O Brasil enfrenta, há décadas, os efeitos devastadores do narcotráfico em sua segurança pública, economia e estrutura social. Em paralelo ao avanço do tráfico de drogas, consolidou-se uma perigosa vertente cultural conhecida como narcocultura – um conjunto de símbolos, músicas, atitudes e narrativas que exaltam a vida do crime, especialmente a figura do traficante como ícone de poder, riqueza e respeito. Tal fenômeno esbarra diretamente na legislação penal brasileira, especialmente no crime de apologia ao crime ou criminoso, previsto no artigo 287 do Código Penal. Este artigo discute a expansão da narcocultura no Brasil, seus impactos sociais e jurídicos, e o desafio de combater a apologia ao crime em tempos de redes sociais e influenciadores digitais.
A narcocultura consiste na glorificação de práticas criminosas ligadas ao tráfico de drogas, por meio de manifestações culturais como músicas (funk, trap e outros gêneros), filmes, séries, vestimentas e posturas que romantizam o crime. Essa cultura não apenas legitima a figura do traficante como também a torna desejável, principalmente em comunidades carentes onde o Estado é ausente e o tráfico ocupa funções sociais.

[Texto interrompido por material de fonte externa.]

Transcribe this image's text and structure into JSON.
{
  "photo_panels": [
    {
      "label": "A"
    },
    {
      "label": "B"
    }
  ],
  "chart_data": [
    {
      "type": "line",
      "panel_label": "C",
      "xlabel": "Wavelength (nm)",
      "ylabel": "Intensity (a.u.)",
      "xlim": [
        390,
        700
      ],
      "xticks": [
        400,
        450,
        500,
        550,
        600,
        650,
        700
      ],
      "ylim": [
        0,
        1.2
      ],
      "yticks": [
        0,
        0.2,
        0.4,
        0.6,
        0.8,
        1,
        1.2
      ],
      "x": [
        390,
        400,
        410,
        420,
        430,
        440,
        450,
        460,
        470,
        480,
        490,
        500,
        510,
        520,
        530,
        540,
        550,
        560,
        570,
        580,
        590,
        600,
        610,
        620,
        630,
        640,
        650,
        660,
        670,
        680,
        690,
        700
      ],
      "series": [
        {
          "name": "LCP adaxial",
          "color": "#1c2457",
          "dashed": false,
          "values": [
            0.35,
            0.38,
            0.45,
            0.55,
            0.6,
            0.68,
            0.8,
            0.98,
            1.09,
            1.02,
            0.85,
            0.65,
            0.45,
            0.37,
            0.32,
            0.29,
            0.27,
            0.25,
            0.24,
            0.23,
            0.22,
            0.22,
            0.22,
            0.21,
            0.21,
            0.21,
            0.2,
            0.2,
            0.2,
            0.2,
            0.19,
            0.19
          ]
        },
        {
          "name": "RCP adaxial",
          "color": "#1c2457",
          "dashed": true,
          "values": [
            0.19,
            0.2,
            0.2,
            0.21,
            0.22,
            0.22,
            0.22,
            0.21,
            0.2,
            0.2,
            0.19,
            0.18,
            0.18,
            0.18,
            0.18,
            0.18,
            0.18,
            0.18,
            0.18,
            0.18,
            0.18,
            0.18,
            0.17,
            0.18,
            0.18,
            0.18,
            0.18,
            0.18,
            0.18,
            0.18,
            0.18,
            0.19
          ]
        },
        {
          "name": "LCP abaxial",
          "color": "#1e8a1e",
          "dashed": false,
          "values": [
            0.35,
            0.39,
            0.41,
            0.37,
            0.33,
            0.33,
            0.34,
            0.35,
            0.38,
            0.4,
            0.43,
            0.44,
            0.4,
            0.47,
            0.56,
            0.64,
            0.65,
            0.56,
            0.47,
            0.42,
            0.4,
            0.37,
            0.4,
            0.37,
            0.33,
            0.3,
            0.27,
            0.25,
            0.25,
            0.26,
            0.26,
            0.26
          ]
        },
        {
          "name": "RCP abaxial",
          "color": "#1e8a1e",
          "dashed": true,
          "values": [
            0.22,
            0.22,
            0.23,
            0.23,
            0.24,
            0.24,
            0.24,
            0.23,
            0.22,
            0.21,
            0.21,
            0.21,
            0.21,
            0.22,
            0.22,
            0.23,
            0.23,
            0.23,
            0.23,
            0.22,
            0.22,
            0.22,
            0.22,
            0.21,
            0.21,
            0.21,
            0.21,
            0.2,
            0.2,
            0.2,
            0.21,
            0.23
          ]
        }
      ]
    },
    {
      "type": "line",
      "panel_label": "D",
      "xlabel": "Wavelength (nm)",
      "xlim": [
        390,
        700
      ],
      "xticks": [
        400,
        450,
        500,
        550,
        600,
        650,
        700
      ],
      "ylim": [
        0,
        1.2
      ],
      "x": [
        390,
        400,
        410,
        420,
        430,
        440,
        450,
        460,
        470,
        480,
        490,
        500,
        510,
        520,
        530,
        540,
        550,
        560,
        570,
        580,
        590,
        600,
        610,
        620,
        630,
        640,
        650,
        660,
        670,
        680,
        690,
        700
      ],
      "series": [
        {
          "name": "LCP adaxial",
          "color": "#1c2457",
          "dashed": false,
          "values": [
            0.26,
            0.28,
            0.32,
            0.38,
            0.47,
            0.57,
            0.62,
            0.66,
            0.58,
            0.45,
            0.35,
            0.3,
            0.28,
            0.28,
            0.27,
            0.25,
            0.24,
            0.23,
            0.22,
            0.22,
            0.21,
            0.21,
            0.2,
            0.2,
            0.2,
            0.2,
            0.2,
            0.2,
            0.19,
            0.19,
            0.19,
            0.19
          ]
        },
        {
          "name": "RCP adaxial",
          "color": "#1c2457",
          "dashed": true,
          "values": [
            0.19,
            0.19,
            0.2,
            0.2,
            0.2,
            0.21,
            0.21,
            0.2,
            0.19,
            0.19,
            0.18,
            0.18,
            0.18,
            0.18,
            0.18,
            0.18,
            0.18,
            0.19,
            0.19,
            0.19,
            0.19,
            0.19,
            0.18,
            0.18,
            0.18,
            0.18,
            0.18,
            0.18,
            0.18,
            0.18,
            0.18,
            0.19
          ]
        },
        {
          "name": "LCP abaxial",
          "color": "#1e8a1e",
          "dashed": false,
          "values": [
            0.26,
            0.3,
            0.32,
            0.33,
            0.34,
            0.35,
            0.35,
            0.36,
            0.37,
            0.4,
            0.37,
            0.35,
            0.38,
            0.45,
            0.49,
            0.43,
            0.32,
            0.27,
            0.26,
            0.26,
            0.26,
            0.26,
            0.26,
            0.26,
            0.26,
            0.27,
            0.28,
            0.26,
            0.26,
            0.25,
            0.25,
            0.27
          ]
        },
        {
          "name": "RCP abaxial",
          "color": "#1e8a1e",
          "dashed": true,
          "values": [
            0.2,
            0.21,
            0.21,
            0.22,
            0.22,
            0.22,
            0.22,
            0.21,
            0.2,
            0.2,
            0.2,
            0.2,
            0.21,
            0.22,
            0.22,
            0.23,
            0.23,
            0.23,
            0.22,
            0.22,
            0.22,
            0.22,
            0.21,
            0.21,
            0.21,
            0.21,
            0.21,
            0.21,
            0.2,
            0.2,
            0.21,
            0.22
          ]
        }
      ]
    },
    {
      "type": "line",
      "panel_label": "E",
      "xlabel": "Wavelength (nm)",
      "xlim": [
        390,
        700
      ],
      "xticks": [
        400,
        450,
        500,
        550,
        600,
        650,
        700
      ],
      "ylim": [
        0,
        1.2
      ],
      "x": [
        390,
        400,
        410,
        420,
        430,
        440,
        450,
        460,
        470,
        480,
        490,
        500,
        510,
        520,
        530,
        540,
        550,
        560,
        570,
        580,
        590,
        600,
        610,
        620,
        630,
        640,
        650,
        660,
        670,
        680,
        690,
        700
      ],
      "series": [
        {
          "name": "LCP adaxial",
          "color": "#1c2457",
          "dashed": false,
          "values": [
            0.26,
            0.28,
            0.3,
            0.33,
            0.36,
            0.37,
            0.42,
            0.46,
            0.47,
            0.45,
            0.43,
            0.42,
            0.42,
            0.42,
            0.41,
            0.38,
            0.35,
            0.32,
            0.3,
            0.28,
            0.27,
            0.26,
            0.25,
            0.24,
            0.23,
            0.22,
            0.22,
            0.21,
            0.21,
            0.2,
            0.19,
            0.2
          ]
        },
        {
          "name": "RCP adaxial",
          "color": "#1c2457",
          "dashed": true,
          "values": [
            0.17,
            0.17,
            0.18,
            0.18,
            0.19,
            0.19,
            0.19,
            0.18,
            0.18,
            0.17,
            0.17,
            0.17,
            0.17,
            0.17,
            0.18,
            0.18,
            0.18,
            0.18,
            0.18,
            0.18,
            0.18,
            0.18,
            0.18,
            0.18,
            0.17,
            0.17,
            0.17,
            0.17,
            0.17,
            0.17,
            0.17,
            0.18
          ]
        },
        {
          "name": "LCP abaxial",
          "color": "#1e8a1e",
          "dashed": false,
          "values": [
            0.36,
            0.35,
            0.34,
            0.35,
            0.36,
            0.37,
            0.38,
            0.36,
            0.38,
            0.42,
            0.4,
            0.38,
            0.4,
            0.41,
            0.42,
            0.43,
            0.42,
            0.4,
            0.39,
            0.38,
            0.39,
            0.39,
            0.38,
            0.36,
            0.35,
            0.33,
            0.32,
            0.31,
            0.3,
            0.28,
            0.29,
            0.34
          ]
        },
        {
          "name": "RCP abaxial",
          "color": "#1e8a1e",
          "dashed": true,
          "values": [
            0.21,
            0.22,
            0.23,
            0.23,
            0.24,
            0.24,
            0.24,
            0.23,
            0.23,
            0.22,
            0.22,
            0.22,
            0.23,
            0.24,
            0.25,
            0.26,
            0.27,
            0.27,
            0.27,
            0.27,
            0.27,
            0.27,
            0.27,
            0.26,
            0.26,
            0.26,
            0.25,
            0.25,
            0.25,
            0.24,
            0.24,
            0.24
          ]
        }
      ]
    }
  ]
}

Figuras que ostentam armas, dinheiro e carros de luxo, em conteúdos públicos, muitas vezes ganham status de ídolos. Essa normalização contribui para a formação de jovens que veem no tráfico uma possibilidade de ascensão social, diante da falta de oportunidades legítimas.
De acordo com o art. 287 do Código Penal Brasileiro, comete crime quem "fizer publicamente apologia de fato criminoso ou de autor de crime". Trata-se de uma infração penal que visa coibir manifestações públicas que incentivem, glamurizem ou justifiquem delitos, seja por meio de falas, músicas, vídeos ou redes sociais.
No contexto da narcocultura, essa fronteira entre liberdade de expressão e apologia torna-se nebulosa. Um exemplo frequente são letras de músicas que citam traficantes como "heróis" ou narrativas que mostram confrontos com a polícia como gestos de bravura. Embora a arte tenha um papel de denúncia social, quando passa a incitar práticas criminosas ou reverenciar indivíduos envolvidos com o tráfico, pode configurar crime.
Com a popularização de plataformas como YouTube, TikTok e Instagram, a narcocultura ganhou um canal direto com a juventude. Influenciadores ligados ao crime ostentam armas e dinheiro, divulgam "modus operandi" e até conselhos sobre o tráfico. Alguns se escondem atrás da suposta ficcionalidade ou "liberdade artística" para escapar de sanções legais.
O Ministério Público e as polícias têm atuado para coibir essas manifestações, mas encontram dificuldades, seja pela falta de regulamentação adequada das plataformas, seja pelo volume de conteúdo publicado diariamente.
É preciso reconhecer a diferença entre manifestações culturais legítimas e aquelas que ultrapassam os limites legais. A crítica à desigualdade social ou à violência do Estado é válida e importante, mas não pode ser confundida com a glorificação do crime. A responsabilização penal deve ser criteriosa para não gerar censura indevida, mas também não pode ser omissa diante da influência nociva da narcocultura.
A narcocultura representa um desafio complexo ao Estado brasileiro, pois envolve elementos culturais, sociais e jurídicos. O combate à apologia ao crime deve ser firme, mas equilibrado, respeitando os limites constitucionais da liberdade de expressão. A atuação integrada entre o sistema de justiça, a educação e a sociedade civil é essencial para desarticular essa cultura de exaltação ao crime e promover valores que incentivem a cidadania, o trabalho e o respeito à lei. Afinal, a verdadeira ascensão social não pode ser construída sobre os alicerces do crime.